WASHINGTON - The United States said Tuesday it was concerned about violence in Uganda and was in touch with local authorities to ensure the safety of Americans and monitor the crisis.
"We are concerned about the ongoing violence in Uganda," Gordon Duguid, a State Department spokesman, told reporters.

US concerned about Ugandan violence
However, he noted that the US embassy remained open and consular services were functioning. Washington has been "in close contact" with Kampala about anti-government riots last week that Duguid said left 21 dead and 100 wounded. The Ugandan government puts the death toll at 14.
"We urge the government of Uganda to ensure that the rights of its citizens are respected under Ugandan and international law," said Duguid.
"American citizens living in Uganda have been urged to exercise extreme caution and to avoid those areas affected by the unrest."
He also urged all Americans to register with the US embassy in order to receive messages from the consular service as soon as possible.
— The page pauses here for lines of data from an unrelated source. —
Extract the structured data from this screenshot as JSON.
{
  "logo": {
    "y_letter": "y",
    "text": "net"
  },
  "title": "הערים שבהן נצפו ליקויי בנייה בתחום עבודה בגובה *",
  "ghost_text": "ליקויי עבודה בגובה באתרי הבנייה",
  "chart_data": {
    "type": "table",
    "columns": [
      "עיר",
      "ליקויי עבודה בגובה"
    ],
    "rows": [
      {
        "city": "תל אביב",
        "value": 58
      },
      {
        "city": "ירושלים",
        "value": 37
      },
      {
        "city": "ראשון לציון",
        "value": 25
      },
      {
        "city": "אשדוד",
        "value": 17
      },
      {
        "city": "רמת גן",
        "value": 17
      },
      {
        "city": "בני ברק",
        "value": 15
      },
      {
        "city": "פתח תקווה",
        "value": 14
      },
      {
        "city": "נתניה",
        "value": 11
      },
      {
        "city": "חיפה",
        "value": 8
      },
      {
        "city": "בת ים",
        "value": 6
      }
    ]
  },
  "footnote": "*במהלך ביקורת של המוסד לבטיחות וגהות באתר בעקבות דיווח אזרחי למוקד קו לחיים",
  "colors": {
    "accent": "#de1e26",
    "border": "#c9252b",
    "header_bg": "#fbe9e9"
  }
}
Ugandan President Yoweri Museveni meanwhile vowed tough action against protesters following riots in the capital city Kampala last week.
Around 600 people were arrested and more than 200 of them charged Monday in connection with the protest against the government's move to block the traditional king from visiting a rural district outside Kampala.
Ronal Muwenda Mutebi, the king of the Baganda -- Uganda's most populous ethnic group -- was to visit the county northeast of Kampala last weekend, but the trip was disallowed for fears it would stoke violence.